Where Do Media Reputations Come From?

Earlier this month, NBC and its affiliates marked the one-year anniversary of the untimely death of their former colleague Tim Russert, the long-time host of "Meet the Press." It seemed a bit odd even to mention such an anniversary, but I suppose that one of the perks of being in the media is that you can celebrate your friends whenever you like. When Keith Olbermann devoted an entire segment of his show to another round of over-the-top eulogies for Russert, however, this was too much. It reminded me of an extremely harsh -- but completely accurate -- take-down of Russert by Lewis Lapham in Harper's (available here) that was mostly devoted to describing the almost comic public displays of grief over Russert's passing last summer by the national media and political establishments.
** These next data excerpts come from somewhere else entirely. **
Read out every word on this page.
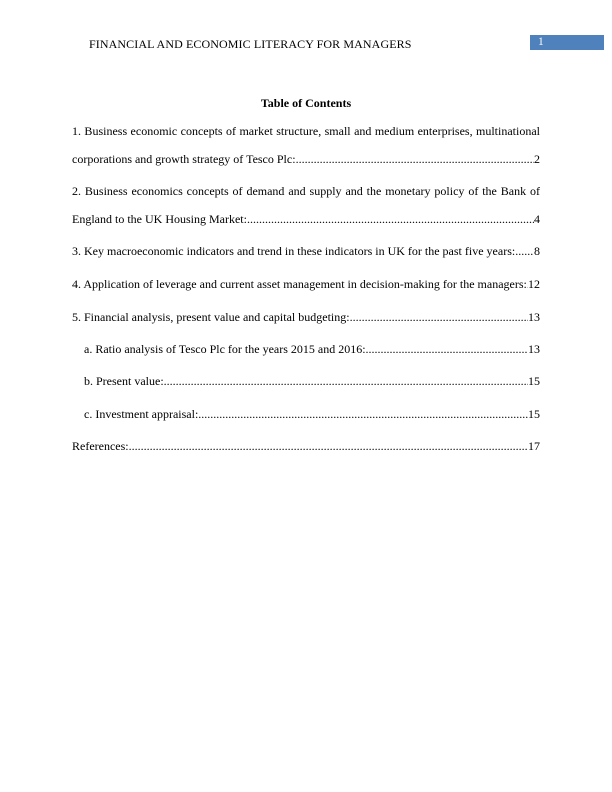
FINANCIAL AND ECONOMIC LITERACY FOR MANAGERS	1
Table of Contents
1. Business economic concepts of market structure, small and medium enterprises, multinational
corporations and growth strategy of Tesco Plc: .....	2
2. Business economics concepts of demand and supply and the monetary policy of the Bank of
England to the UK Housing Market: .....	4
3. Key macroeconomic indicators and trend in these indicators in UK for the past five years: ..... 8
4. Application of leverage and current asset management in decision-making for the managers: ..... 12
5. Financial analysis, present value and capital budgeting: .....	13
a. Ratio analysis of Tesco Plc for the years 2015 and 2016: .....	13
b. Present value: .....	15
c. Investment appraisal: .....	15
References: .....	17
The problem is not in grieving the death of a fellow human being, of course, but in the completely baseless claims made by Russert's eulogists that he was a steely media conscience who forced the powerful to admit their wrongs and who called them on their many lies. This was nonsense. Russert's show was fluff dressed up as serious discussion, and no one ever feared Russert's ability to get them to break down and confess, since he possessed no such ability (or, if he did, he refused to take it out for a walk). As one of Russert's eulogists actually admitted (as if this were a good thing),
politicians thought of "Meet the Press" as "a place to be loved." Another excellent, honest review of Russert's work (also in Harper's) is available here. Al Franken's The Truth, With Jokes also exposed Russert's uselessness as an interviewer.

The complete disconnect between Russert's performance on his show and his reputation as Edward R. Murrow reincarnate might have been exacerbated by reactions to his death and the natural tendency to speak well of the dead, but his reputation in life was similarly, oddly wrong. It was simply one of those things that people would repeat as a known truth. Galbraith's conventional wisdom was never more conventional.

A current example of this phenomenon is the frequently repeated claim that Newt Gingrich is a font of ideas. Even supposed liberals will say that, love him or hate him, one must admit that Gingrich is an idea man. Recently, for example, the Times's Gail Collins wrote: "
The two biggest names [currently being mentioned as possible Republican presidential candidates] are Newt Gingrich and Sarah Palin, one of whom has too many ideas while the other has no ideas whatsoever." Again, where did this bit of conventional wisdom come from?

When it comes to "ideas," of course, one must be especially careful (and not just in light of Gary Hart's empty "new ideas" campaign in '84), because even people with genuinely innovative ideas will admit that there are no new ideas under the sun and that their own ideas are simply built on those of others. For Gingrich, though, it is not a matter of new versus old ideas. What exactly are the ideas that he is so widely credited with holding? The Contract on America was a hash of standard Republican talking points that every politician already knew by heart. Even if we give Gingrich credit for having the idea of putting those old ideas together into a Contract that the party could sell in an election, however, what has he done since 1994 that makes him anything but a one-hit wonder?

As one commentator put it, Gingrich's current persona is based on what we might call "partisan Tourette's," causing him to say anything that comes to his mind to criticize Democrats (even when Democrats are saying things that Ronald Reagan once said -- or for that matter, things that Gingrich himself has said at other times). That is an attack dog, not an idea man. Is Gingrich's reputation based on his holding a Ph.D. in history? Surely not. Plenty of people in Congress have had advanced degrees in areas other than law, but only Gingrich is said to be this great idea machine.

Some narratives do make sense, of course. It is easy to see why Joe Biden has a reputation for shooting off his mouth, such that everything he says (even the wholly unexceptional) is now run through the "There goes Joe again!" story line. Back in the 70's, Gerald Ford's reputation as a clumsy oaf was completely inaccurate, but a couple of incidents (tripping on some stairs, hitting a few errant golf shots) at least were the traceable basis of a conventional wisdom that Chevy Chase rode to fame.

The Russert and Gingrich situations are different, howver, because there does not seem to be any basis for their reputations. Even outside politics, such story lines often take hold. Despite a regular supply of behavior that proves the contrary, for example, one can hear any sports reporter on any day talk about what a great "team player" LeBron James is. His press agent definitely deserves a performance bonus.

My complaint is not that I find Russert, Gingrich, and James less pleasing than others do. Differences of opinion are inevitable. It is when we are told that "one must admit that ..." something is true -- that Russert was a tough interviewer, Gingrich is an idea volcano, and James cares only about winning -- when it is either clearly not true, or at least highly contestable, that I protest.